Learning braille in an unconventional manner served me well throughout the twenty years that I taught at Milwaukee Area Technical College and continues to be a vital part of my life today.  I would not want to imagine what my life would be like without braille.


I do not begrudge those doctors who thought I would never need braille.  I am just grateful to all who made possible my being able to learn braille and who supported me in my quest.  If, near Heaven, there is a Rainbow Bridge to meet our pet dogs and guide dogs again, I hope that there is also a Braille Bridge where all of us who use braille can meet Louis Braille to thank him for the wonderful gift of his tactile system of reading and writing.

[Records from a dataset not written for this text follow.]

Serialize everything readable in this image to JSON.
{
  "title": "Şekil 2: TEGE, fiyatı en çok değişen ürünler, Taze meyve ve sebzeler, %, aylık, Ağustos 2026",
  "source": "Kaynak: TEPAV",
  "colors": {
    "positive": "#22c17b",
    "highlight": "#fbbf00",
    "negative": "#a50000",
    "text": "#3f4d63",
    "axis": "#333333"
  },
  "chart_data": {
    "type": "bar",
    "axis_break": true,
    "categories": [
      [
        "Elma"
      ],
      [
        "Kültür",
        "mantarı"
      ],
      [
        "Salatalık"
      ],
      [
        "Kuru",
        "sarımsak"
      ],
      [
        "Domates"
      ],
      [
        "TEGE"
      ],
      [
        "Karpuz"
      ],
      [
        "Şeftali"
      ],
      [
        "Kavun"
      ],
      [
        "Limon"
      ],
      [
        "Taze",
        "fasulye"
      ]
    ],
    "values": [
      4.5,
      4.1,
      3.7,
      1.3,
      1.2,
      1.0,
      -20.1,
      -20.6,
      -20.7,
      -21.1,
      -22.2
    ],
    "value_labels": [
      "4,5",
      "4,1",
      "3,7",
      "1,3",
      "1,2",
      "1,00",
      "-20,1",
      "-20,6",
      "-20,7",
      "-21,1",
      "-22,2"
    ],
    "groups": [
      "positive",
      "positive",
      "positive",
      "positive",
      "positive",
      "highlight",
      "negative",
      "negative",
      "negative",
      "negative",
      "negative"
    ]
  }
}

NOTE:  Part Two of this story will most likely appear as next week’s blog post.


Happy Labor Day Weekend!

To my Indiana relatives and friends–Enjoy the Little Italy Festival!

Alice and Zoe


August 27, 2014, Wednesday



From → Uncategorized

  1. Carole permalink

    How enlightening and very interesting, Alice! I definitely learned some new facts in this week’s blog. My students were always amazed when John Stroot came to visit our classroom and provided them with a Braille card and a bookmark with their name. Your perseverance and expertise are admired, as is Eric’s ability to communicate through his Braille skills.

    • Carole–Thanks for taking the time to comment. Yes, John Stroot and all others who share braille and more in elementary classrooms provide an invaluable learning experience for young students who will grow up to be more understanding adults in our workplaces and neighborhoods. Enjoy the Labor Day weekend! A & Z Z

  2. I’ve found that a Braille display has been helpful in my writing. Happy Brailling!

    • Abbie–How nice to have a comment from a longtime braille user! Also, I know that you are such a superb oral reader of braille. Enjoy the Labor Day weekend–Alice

  3. Fran Rayce permalink

    Your hardwork and dedication surely shine through in this piece, and like Carole, I learned some new things about you and your work. It also highlights the devotion that your parents had to providing you with every opportunity that they could find. What a blessing. Thanks for sharing.

    And for the first time in many years we are looking forward to being in Clinton for a portion of the Little Italy Festival. I’ll give the salami wheel a spin for you and have an extra bite of Italian Cream Cake.

    • Fran–How did you know that I had been thinking of Italian Cream Cake yesterday? The grape ice is another favorite festival treat of mine. I do hope that the skies over the Wabash River and Clinton will be fair for all the festival-goers and the parade. Thanks for your nice comments. Enjoy the Little Italy Festival! Take care–Alice

  4. What a memorable experience Ric and I had in 2001 when we walked through the streets of Paris, France, to locate the National Institute for Blind Youth! The staff at the institute spoke no English, so I put my high school and college French classes to work to communicate with these gracious people. I was able to relate your situation and your request for materials about Louis Braille. Of course, they were more than happy to provide pamphlets and books (all in French) for me to deliver to you. Visiting the National Institute was truly a highlight of my trip to Paris!